Un drame en plein déménagement et un mystère familial
Le 25 mai 2026, Charlotte Bertuletti, une habitante de Guillestre âgée de 41 ans, participait au déménagement de matériel d’imprimerie stocké chez son oncle à Vars. Entourée de son compagnon, de sa mère, de sa sœur et d’un cousin, la quadragénaire s’est soudainement écroulée sur la voie publique devant la mairie, touchée par une balle en pleine gorge. Malgré son évacuation en hélicoptère vers le CHU Grenoble Alpes, elle a succombé à ses blessures quelques heures plus tard.
Dès les premières heures, les gendarmes de la section de recherches de Marseille se sont heurtés à un mur de silence particulièrement déroutant de la part des proches présents lors du drame :
- Un silence incompréhensible : Aucun des quatre témoins familiaux n’affirmait avoir vu de tireur ou entendu de détonation suspecte.
- Une enquête nébuleuse : Le procureur de la République de Grenoble qualifiait alors l’affaire de particulièrement complexe en raison de l’absence de pistes évidentes.
- Une volonté de dissimuler : Les magistrats ont rapidement soupçonné une réelle réticence de la famille à expliciter le déroulement exact des faits.
« Il y a eu vraiment une volonté de la famille de ne pas expliciter clairement ce qui s’était passé. Les investigations vont donc devoir se poursuivre. »
Des traces de poudre et 40 heures de garde à vue
Mardi 21 juillet, un coup d’arrêt a été porté à cette affaire lorsque les cinq membres de la famille ont été simultanément placés en garde à vue. C’est l’analyse technique des vêtements qui a fait basculer les auditions : la présence de traces de poudre sur le pantalon de l’oncle, prénommé Claude, l’a poussé à rompre son silence après 40 heures d’audition.

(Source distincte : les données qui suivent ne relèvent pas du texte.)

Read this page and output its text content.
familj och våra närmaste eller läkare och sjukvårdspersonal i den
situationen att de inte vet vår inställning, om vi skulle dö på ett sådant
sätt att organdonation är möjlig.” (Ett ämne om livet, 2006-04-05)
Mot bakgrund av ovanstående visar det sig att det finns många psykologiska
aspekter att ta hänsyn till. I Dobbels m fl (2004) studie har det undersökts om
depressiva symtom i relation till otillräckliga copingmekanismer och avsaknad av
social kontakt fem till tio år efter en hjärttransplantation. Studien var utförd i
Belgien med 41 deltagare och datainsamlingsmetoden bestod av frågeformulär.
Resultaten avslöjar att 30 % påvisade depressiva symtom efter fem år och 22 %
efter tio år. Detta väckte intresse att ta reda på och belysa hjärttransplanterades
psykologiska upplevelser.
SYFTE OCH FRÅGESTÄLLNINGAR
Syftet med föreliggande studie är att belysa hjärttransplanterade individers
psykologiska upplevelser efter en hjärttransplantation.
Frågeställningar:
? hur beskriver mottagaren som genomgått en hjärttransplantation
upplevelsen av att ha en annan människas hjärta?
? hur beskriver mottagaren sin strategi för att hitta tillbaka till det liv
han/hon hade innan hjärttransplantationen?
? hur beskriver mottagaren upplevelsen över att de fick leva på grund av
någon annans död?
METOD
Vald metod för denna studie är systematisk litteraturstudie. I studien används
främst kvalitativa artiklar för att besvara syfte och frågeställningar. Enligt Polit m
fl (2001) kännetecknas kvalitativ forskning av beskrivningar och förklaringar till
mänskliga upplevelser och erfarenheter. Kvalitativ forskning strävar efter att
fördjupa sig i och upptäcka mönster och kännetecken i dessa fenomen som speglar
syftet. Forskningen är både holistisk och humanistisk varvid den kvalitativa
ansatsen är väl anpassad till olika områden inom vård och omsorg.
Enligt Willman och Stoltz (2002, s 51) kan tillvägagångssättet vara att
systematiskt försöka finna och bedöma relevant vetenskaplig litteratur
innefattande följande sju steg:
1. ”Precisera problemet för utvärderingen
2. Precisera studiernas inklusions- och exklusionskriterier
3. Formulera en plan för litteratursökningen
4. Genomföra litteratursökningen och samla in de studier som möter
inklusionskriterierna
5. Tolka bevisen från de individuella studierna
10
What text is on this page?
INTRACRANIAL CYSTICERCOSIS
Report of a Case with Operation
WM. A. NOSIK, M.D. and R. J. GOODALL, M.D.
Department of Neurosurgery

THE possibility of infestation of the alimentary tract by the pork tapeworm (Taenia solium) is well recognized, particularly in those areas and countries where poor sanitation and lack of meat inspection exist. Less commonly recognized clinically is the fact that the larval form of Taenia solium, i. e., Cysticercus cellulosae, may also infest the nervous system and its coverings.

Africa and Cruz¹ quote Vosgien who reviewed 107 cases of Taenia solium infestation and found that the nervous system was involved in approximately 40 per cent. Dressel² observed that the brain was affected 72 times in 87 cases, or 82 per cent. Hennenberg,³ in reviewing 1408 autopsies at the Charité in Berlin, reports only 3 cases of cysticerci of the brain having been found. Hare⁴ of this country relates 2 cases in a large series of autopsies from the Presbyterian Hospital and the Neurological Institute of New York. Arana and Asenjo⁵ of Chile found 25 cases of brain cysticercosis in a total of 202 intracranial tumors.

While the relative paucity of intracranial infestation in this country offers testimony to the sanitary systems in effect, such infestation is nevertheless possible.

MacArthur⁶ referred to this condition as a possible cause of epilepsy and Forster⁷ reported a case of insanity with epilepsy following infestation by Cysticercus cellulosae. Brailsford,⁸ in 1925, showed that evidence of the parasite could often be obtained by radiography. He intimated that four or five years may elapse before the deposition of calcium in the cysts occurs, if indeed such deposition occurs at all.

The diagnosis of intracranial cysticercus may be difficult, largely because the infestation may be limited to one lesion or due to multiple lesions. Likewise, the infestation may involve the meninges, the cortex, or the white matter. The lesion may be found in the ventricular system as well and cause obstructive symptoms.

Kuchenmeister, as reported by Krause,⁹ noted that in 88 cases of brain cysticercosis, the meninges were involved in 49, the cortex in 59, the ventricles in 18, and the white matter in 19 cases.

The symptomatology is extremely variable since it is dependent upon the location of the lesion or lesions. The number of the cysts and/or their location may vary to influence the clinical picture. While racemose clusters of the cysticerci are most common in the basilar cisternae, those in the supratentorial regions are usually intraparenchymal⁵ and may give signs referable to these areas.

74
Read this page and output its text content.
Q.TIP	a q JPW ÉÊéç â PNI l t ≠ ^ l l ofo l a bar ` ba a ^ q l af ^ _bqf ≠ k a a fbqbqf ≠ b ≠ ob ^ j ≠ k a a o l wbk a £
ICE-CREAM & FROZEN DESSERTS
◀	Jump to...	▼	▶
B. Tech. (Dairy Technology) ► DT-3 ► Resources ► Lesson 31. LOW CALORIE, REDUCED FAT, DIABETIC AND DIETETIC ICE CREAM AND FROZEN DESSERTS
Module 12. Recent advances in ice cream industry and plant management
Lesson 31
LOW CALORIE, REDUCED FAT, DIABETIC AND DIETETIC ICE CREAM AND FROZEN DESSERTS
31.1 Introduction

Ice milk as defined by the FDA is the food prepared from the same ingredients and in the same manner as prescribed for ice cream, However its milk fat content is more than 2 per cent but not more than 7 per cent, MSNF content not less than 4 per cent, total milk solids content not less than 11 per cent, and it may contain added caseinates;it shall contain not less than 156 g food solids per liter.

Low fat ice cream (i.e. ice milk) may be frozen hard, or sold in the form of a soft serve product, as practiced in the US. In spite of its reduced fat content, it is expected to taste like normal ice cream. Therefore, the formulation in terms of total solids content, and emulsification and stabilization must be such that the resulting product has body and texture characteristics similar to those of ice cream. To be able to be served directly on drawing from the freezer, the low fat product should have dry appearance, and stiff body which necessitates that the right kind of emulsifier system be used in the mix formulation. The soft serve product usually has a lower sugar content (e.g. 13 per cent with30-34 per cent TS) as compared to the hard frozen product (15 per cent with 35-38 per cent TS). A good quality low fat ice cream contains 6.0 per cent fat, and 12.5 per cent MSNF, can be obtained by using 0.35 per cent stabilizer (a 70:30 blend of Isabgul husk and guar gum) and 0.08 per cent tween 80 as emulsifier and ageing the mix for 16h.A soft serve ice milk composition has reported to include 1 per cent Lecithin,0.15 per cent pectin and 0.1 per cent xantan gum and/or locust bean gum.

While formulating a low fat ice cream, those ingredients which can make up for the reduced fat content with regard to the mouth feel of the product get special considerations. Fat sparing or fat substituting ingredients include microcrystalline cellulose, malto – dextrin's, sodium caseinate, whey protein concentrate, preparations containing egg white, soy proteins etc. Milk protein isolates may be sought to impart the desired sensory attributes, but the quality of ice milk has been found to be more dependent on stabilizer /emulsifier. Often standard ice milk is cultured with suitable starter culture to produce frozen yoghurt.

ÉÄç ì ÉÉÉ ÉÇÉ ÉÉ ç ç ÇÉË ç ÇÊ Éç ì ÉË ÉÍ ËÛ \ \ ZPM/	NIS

Face aux enquêteurs, le septuagénaire a finalement reconnu être à l’origine du coup de feu, tout en plaidant la thèse de l’accident tragique :
- La rencontre fortuite : L’oncle affirme qu’il partait se promener dans les bois, armé pour se protéger des animaux sauvages (loups ou renards selon ses versions).
- Le tir accidentel : Il soutient avoir posé son sac à dos contenant l’arme sur son véhicule pour saluer le groupe. Le sac aurait glissé et le choc au sol aurait déclenché le tir fatal.
- La fuite et la panique : Pris de peur, il s’est éclipsé de la scène de crime avant d’aller cacher l’arme dans la nature.
Une version accidentelle qui ne convainc pas la justice
La trajectoire supposée aléatoire de la balle de calibre .22 Long Rifle venant percuter la victime en pleine gorge n’a pas persuadé la juge d’instruction du pôle criminel de Grenoble. L’oncle, qui avait déjà été condamné en 2022 pour détention d’armes illégale, a été incarcéré sous mandat de dépôt.
Si les quatre autres proches ont été remis en liberté à l’issue de leurs gardes à vue, les investigations se poursuivent activement pour retrouver le revolver dont le suspect s’est débarrassé et pour éclaircir les nombreuses zones d’ombre qui entourent encore ce drame.